Em modernos termos psicológicos, a associação entre Morihei Ueshiba e Sokaku Takeda poderia ser caracterizada como relação de “amor e ódio”. É difícil identificar fatos históricos, pois praticamente não há mais testemunhas vivas de muitos desses eventos. Ainda hoje, explicações repletas de cargas emocionais e muito contraditórias são oferecidas pelos sucessores de Takeda e Ueshiba. É claro que Ueshiba tinha um profundo respeito pela habilidade técnica de Takeda, e este, considerava o fundador do aikido como um de seus mais promissores estudantes.
O´Sensei Morihei Ueshiba |
Eu suspeito que a raiz dos problemas entre os dois estava na personalidade exigente de Sokaku, na atitude independente e a orientação espiritual de Ueshiba, e no vago arranjo financeiro no que diz respeito às obrigações de Morihei como um instrutor certificado de Daito-ryu. A página do eimeiroku do Daito-ryu, datado de 15 de setembro de 1922, na qual é concedido a Ueshida seu certificado de kyoju dairi, claramente estabelece que ele era obrigado a pagar uma taxa de registro de três Yens a Sokaku por cada aluno matriculado em seu dojo. Mais tarde, um acusou o outro de incoerências no que se refere a assuntos financeiros e relatos do último encontro entre eles revelam a natureza não resolvida do desentendimento entre eles. Porém, Takeda conferiu status de kyoju dairi a um número elevado de indivíduos, incluindo Taiso Horikawa, Yukiyoshi Sagawa, Kotaro Yoshida, Kotaro (Kodo) Horikawa, e Takuma Hisa (Kiyoshi Watatani listou o total de vinte e nove pessoas em seu Bugei Ryuha Dai Jiten) e, ostensivamente, todos eles devem ter sido responsáveis pelo pagamento das mesmas quantias a Sokaku, enquanto eles ensinassem Daito-ryu. Eu considero altamente duvidoso que Ueshiba tenha sido o único que tenha tido dificuldades pessoais com Takeda, no que concerne a assuntos financeiros.
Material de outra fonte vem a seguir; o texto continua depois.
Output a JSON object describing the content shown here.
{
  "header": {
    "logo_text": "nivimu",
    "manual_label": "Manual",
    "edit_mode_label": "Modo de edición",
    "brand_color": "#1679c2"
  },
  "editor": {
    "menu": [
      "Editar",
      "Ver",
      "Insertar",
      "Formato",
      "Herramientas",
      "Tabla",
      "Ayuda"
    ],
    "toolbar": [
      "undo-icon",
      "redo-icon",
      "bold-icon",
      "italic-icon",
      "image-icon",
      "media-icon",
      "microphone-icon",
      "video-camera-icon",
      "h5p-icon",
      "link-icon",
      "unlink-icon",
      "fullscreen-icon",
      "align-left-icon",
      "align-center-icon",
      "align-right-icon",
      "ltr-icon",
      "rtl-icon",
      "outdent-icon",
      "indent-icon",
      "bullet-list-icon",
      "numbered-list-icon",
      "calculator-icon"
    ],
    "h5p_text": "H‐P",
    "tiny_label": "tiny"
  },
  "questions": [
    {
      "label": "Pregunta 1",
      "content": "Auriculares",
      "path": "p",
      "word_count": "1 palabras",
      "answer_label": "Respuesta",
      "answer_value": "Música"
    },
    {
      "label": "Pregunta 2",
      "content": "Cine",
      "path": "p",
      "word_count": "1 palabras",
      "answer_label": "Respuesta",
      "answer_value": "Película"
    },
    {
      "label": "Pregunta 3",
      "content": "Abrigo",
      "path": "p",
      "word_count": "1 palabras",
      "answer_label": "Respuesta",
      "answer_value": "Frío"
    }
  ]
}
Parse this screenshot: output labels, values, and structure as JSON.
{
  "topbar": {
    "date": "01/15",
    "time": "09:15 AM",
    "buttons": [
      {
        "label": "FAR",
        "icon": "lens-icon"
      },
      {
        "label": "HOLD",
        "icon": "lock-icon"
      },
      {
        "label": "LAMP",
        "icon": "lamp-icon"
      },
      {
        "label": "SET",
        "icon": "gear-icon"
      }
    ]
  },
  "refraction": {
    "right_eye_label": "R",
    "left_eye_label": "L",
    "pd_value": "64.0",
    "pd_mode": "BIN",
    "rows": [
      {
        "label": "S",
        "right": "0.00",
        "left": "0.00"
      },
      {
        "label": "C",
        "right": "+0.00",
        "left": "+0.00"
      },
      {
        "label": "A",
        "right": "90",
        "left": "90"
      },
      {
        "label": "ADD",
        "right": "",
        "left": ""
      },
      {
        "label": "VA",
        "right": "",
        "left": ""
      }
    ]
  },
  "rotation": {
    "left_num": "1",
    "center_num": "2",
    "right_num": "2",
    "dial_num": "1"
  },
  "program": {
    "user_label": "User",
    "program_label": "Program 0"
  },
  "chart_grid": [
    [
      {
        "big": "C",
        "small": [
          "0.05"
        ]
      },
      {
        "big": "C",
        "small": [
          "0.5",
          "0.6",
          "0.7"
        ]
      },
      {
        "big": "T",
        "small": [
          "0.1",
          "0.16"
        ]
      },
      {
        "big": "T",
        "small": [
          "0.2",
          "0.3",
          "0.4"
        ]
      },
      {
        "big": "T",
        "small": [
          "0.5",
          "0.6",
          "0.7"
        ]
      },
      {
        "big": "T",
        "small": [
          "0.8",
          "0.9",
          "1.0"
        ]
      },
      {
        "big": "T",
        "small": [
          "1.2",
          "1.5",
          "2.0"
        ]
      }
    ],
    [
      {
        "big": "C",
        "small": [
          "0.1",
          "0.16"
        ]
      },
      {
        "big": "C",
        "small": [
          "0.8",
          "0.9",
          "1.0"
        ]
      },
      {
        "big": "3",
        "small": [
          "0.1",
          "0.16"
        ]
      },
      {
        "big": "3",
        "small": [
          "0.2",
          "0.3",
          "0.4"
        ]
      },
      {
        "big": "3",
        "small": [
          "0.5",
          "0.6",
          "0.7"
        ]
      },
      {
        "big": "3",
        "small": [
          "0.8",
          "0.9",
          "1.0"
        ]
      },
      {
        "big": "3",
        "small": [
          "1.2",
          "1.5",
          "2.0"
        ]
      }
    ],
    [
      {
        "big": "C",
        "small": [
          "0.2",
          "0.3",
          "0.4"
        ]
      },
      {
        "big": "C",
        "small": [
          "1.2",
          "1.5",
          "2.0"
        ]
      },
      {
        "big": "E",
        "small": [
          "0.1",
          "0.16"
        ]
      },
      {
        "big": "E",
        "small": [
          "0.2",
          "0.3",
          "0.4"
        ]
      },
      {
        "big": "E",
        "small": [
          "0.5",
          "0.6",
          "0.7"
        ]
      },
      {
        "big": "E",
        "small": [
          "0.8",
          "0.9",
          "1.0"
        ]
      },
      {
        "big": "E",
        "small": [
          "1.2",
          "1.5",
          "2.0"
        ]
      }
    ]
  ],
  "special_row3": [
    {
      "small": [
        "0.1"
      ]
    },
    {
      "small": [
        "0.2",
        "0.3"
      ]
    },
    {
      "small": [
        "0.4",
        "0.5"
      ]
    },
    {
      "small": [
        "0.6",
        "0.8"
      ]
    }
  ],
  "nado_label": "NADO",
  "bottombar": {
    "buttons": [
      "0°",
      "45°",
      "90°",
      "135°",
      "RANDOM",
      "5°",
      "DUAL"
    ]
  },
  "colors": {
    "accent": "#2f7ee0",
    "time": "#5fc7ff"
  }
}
Em conclusão, eu gostaria de mencionar algumas das conseqüências positivas da relação entre esses dois altamente respeitados homens do budo do século vinte. Em primeiro lugar, a dívida técnica do aikido ao Daito-ryu é imensa. É difícil encontrar no aikido um movimento que não seja originário na forma do jujutsu de Takeda. Por outro lado, a sobrevivência, disseminação e perspectivas futuras do Daito-ryu como uma arte marcial tradicional japonesa foi virtualmente garantida pelo enorme sucesso internacional do moderno aikido. Na verdade, tenho ouvido muitas vezes praticantes de Daito-ryu se referirem erroneamente à sua arte como aikido! De qualquer modo, do ponto de vista histórico, ambas as artes são irrevogavelmente ligadas e permanecerão assim apesar dos desentendimentos, vieses e recriminações que tenham sido perpetuados até os dias de hoje. Com tempo, conforme cresce nosso conhecimento sobre os eventos do passado histórico, acredito que será possível considerar a relação entre aikido e Daito-ryu jujutsu com olhos mais objetivos e que a dívida mútua dessas duas artes será mais facilmente percebida.